In this view Joseph Smith was a fraud, convinced others, including the three and twelve witnesses included in the Book of Mormon, to go along with that fraud, used Masonic rituals to bind participants to secrecy.

My fundamental issue with this view is that this fraud would have to be powerful enough to inspire countless others through the generations, culminating in the modern, global church with millions of members worldwide, all finding inspiration and strength as members of this deeply American faith.

Elder Holland responds similarly, describing how Hyrum and Joseph took comfort in the book they supposedly made up just moments before their death. Could a book they made up really provide this kind support for so many?

A faithful Mormon response to this type of critique is to outright reject it. The church actually has their own take on early Mormon history, the book entitled Saints, written by scholars employed by the church describing early church history from a decidedly faithful perspective.

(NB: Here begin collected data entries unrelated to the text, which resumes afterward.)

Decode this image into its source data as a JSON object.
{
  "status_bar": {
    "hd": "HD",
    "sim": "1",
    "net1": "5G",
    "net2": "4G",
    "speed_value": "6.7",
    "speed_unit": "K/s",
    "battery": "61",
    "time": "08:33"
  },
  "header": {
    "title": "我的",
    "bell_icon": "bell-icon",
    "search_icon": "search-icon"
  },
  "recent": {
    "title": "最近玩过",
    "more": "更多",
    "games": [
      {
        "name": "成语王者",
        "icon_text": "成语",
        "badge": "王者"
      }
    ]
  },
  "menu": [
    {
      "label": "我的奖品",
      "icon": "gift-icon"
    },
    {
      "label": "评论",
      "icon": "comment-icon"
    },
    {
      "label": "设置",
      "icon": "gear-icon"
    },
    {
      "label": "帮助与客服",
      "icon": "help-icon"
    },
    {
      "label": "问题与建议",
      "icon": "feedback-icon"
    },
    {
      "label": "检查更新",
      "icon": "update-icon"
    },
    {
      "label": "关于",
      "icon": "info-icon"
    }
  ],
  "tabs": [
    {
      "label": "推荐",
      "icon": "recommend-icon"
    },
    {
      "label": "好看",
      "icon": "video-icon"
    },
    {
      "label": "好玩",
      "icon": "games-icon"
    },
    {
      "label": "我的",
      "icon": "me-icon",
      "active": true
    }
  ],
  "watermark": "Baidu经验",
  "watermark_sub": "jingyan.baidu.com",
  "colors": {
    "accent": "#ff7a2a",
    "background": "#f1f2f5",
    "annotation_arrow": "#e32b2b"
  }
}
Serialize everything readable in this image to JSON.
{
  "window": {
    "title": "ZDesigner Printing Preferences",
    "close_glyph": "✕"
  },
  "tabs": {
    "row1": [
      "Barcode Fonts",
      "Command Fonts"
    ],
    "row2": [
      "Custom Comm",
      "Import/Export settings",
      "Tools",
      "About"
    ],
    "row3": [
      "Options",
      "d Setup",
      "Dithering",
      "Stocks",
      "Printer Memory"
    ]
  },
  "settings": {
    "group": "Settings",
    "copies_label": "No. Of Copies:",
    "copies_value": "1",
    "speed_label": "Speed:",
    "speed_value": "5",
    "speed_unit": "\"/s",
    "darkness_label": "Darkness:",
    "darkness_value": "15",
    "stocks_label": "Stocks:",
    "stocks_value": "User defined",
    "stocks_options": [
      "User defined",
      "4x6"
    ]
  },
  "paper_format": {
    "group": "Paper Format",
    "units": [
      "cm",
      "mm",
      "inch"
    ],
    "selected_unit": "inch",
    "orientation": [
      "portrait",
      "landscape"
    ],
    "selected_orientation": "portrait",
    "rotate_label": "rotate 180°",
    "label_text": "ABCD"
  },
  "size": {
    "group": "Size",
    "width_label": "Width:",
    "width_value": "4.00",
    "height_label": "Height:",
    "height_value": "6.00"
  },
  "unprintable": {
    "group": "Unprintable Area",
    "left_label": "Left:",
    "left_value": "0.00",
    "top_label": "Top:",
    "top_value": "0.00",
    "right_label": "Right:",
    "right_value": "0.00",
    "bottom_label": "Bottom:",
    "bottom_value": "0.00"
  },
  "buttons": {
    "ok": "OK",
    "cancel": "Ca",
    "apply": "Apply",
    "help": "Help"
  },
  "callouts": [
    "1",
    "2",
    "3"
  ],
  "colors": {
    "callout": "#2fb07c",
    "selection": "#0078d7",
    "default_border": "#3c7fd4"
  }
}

What should I do with these competing narratives? I’ve already read what I consider to be among the most important Joseph Smith biographies, Rough Stone Rolling written by the faithful Mormon scholar, Richard Bushman, with his own biases. I’ve also read Mormon Enigma, another really well-researched book with a focus on Emma Smith that corroborates much of Bushman’s book describing the same events through Emma’s eyes.

I think there is value in understanding our early history. I think history can and should increase our faith in God and deepen our appreciation and love for the sacrifices of our forebears. I’m not a descendent of Joseph Smith, but my early ancestors had a deep faith in his message and made deeply significant sacrifices to help build the church he founded.

I don’t think it’s useful to ignore the critics. I think their arguments are worth considering, especially those done in good faith based on careful research. More fundamentally, though, I think Mormonism can and should survive whatever we might discover about Joseph Smith. I don’t believe the church should live or die on the credibility of a single person. There were far too many people involved in the church, past, present and future.

More importantly, I think Mormons should be fearless. Increasingly, every member of the church knows and loves someone who has left the church. I think being willing to have interfaith conversations, conversations between the critic and the believer, conversations in good faith with a willingness to learn from each other, can lead to deeper understanding, wisdom and a better world.